Annette is a registered user.

@MBH - thank you for raising the issue of the high electricity consumption of bit coin. Crypto currency may be cool but the hidden cost of it is too high. Until that changes, Palo Alto cannot afford to transact in bit coin. Council Member Tanaka has done a good job of establishing himself as a fiscal hawk; this suggestion of his, though, runs contrary to that. Sure, the cost is electricity, not dollars, but it will take dollars to augment the grid to the point that it can service that demand in addition to all the other critical demands. I hope the balance of CC and others at City Hall dismiss the suggestion and zero staff time is spent studying PaloAltoCoin.


Posted by Resident 1-Adobe Meadows
a resident of Adobe-Meadow
on Feb 12, 2022 at 8:51 am

Resident 1-Adobe Meadows is a registered user.

McCormick is cited in this article about her concerns on housing - we are not doing enough. Yet she is cited in another article about selling our water to a city in a different county. We get back to the agendas of people who seek elective office who are single focused on some element of an advocacy groups desires vs the taxpayers in the city. That points to the taxpayers who follow a political party set of goals that do not ask the logical questions - if you want more housing then you need all of your water. Time for us to ask the questions and not sign up for "Advocacy - Group Think" which is destroying this state. Time for us to question our legislative elected members as to why they are voting as they do - just being part of the "gang" - or part of logical planning for all of the elements that a state needs to be successful. Top priorities include education for all of the new families, transportation - roads updated, bus lanes added to make El Camino a real transportation success, SAFETY - support for fire and police.

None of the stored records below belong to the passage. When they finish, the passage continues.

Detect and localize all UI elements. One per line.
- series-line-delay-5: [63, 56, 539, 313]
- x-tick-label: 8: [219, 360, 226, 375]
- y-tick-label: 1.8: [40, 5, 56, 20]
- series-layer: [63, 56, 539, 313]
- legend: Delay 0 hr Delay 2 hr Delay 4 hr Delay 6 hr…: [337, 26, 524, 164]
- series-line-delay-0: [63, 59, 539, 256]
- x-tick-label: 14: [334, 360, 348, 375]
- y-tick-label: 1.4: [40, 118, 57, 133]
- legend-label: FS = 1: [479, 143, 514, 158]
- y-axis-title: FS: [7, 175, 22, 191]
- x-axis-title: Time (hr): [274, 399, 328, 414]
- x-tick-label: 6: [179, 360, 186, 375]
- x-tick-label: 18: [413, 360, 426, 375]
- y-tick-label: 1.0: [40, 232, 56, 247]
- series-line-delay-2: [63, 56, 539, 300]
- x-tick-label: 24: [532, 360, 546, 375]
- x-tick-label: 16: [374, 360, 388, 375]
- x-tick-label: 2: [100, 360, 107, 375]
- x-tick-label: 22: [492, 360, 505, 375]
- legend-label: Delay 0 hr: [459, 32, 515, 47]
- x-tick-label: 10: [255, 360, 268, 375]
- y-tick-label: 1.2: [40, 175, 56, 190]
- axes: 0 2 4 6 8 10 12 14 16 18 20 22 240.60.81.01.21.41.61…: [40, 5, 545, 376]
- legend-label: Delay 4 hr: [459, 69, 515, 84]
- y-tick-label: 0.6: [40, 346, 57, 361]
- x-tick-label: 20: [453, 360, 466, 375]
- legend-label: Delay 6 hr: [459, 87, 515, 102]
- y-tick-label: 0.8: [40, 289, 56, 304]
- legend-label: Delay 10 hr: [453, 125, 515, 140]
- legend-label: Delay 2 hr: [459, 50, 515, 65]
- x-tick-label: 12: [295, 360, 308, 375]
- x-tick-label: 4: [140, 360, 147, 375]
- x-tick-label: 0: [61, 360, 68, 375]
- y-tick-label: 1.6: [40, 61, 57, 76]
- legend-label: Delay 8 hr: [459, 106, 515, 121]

What does the city think they are going to do about CLIMATE? A city this size does not control climate - climate is controlled by the high level jet stream at upper levels. If you cannot figure that out look at your newspaper that has a whole page dedicated to the jet stream and it's effect on rain, snow, air movement. Just try keeping "junk" out of the water system, the bay, and streets.